Poor David continues to spiral out of control with his statement “Other benefits include shopping at on-base commissaries, which typically save military shoppers about 30 percent on groceries.”
Writer Rod Powers explores the commissary savings myth in an article locate on http://usmilitary.about.com/ “Commissaries operate under guidelines and procedures incorporated into Federal Law. Commissaries must sell their items for the same price they purchase them. A five percent surcharge is added to the purchase to help pay for normal operating costs and facility maintenance and construction … Although most of the commissary “pay-roll” (cashiers, stockers, etc.) comes out of the surcharge, baggers are independent contractors who work solely for tips. It’s customary to tip baggers between $1.00 and $5.00, depending upon the total amount of your purchase … I visited a local Wal Mart “Super Store,” and bought $103.57 worth of groceries. I then made a list of the items I bought and traveled to Patrick AFB (about 90 miles away). At the commissary there, I priced the exact same items. According to DeCA, my commissary bill should have been around $70.00. Had I actually purchased the items, my bill would have been $85.52. Tack on the 5 percent surcharge, and it would have been $89.79. I won’t count the bagger’s tip, as Commissary baggers not only bag your groceries but take them outside and load them into your car. That’s worth every penny of the tip, in my opinion. My total discount would have been 13.3 percent.” Sorry David, wrong again.

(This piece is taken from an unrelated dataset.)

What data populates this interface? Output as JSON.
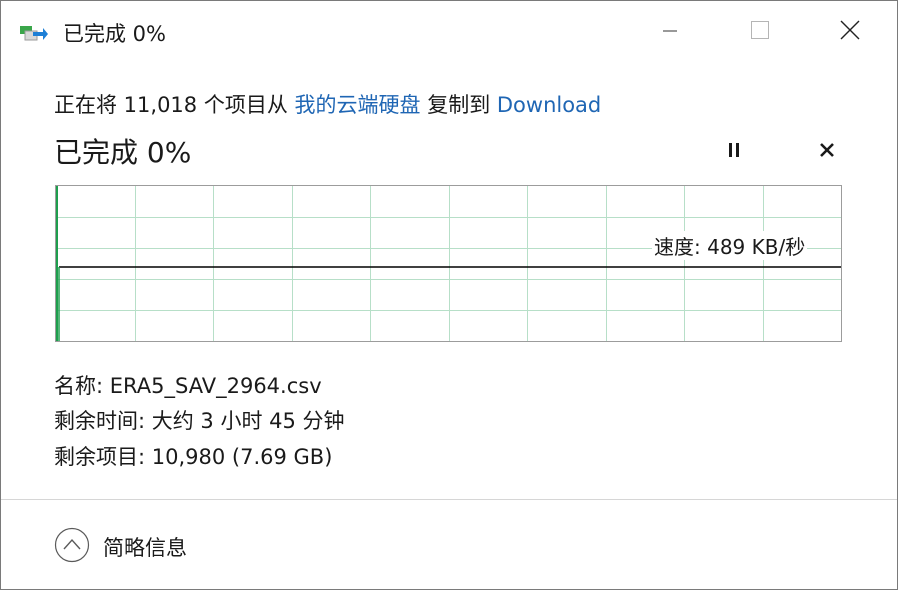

The HP article further states “Base pay and housing allowance boosts the income of an Army master sergeant with 10 years of service, living at Fort Drum, N.Y., to $84,666.48 a year”

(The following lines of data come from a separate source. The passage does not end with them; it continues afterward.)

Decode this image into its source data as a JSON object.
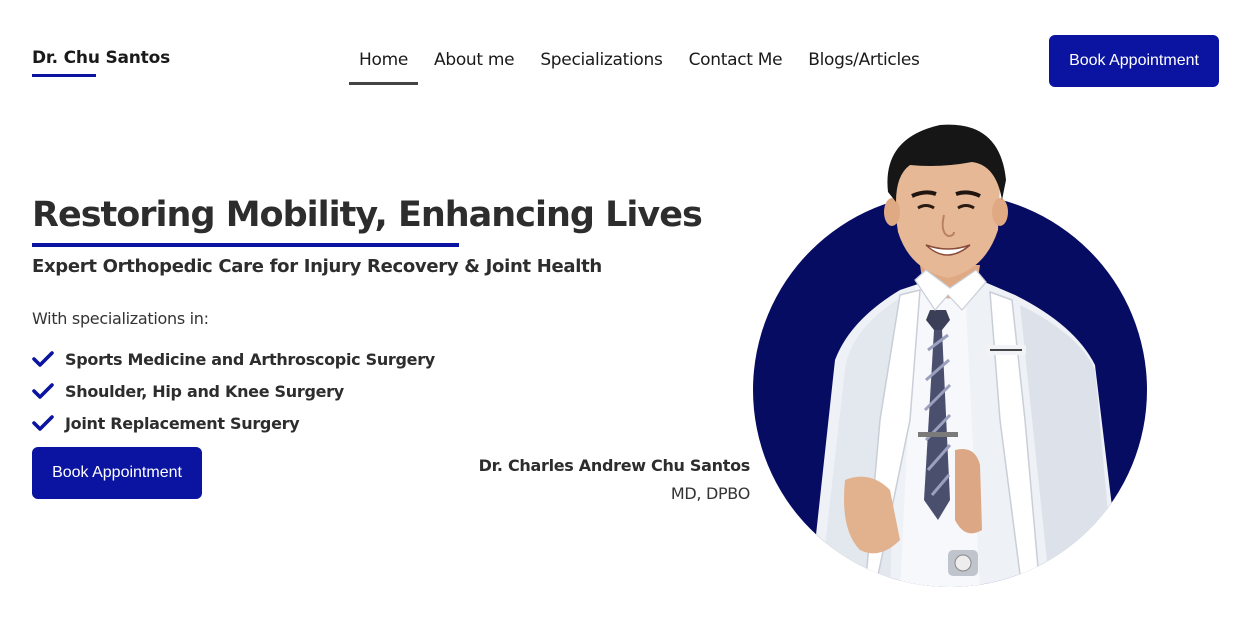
{
  "header": {
    "logo": "Dr. Chu Santos",
    "nav": [
      {
        "label": "Home",
        "active": true
      },
      {
        "label": "About me",
        "active": false
      },
      {
        "label": "Specializations",
        "active": false
      },
      {
        "label": "Contact Me",
        "active": false
      },
      {
        "label": "Blogs/Articles",
        "active": false
      }
    ],
    "cta_label": "Book Appointment"
  },
  "hero": {
    "title": "Restoring Mobility, Enhancing Lives",
    "subtitle": "Expert Orthopedic Care for Injury Recovery & Joint Health",
    "spec_intro": "With specializations in:",
    "specializations": [
      "Sports Medicine and Arthroscopic Surgery",
      "Shoulder, Hip and Knee Surgery",
      "Joint Replacement Surgery"
    ],
    "cta_label": "Book Appointment"
  },
  "doctor": {
    "name": "Dr. Charles Andrew Chu Santos",
    "credentials": "MD, DPBO"
  },
  "colors": {
    "accent": "#0b14a0",
    "circle": "#070c63",
    "text": "#2d2d2d"
  },
  "icons": {
    "check": "check-icon",
    "portrait": "doctor-portrait"
  }
}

According to http://www.militaryfactory.com an army master sergeant with 10 yrs of service would gross $49,122.00 per yr base pay doing some simple math. Care to show us where it states the remaining 35, 544.48 is made up in housing allowances and tax breaks Mr. Woods? Can you?
Further research shows the statement “An Army captain with six years of service with the 10th Mountain Division at Fort Drum, earns $85,330.80 a year in pay and housing allowance — not counting bonuses, tax-free danger pay for service in a war zone and other benefits.” to be just as ludicrous. Again, according to http://www.militaryfactory.com an O-3 over 6 would gross $64, 339.20 which is significantly less than the amount the article would lead us to believe.
To all of the brave men and women in harms way, we say “Thank You.” “Thank you!!” Thank you for your service and your sacrifice and the sacrifices made by the families who love and support you. There are still those of us in the world who believe that you will never be compensated justly or wholly for your actions across the globe that allow us to sleep peacefully in our beds at night.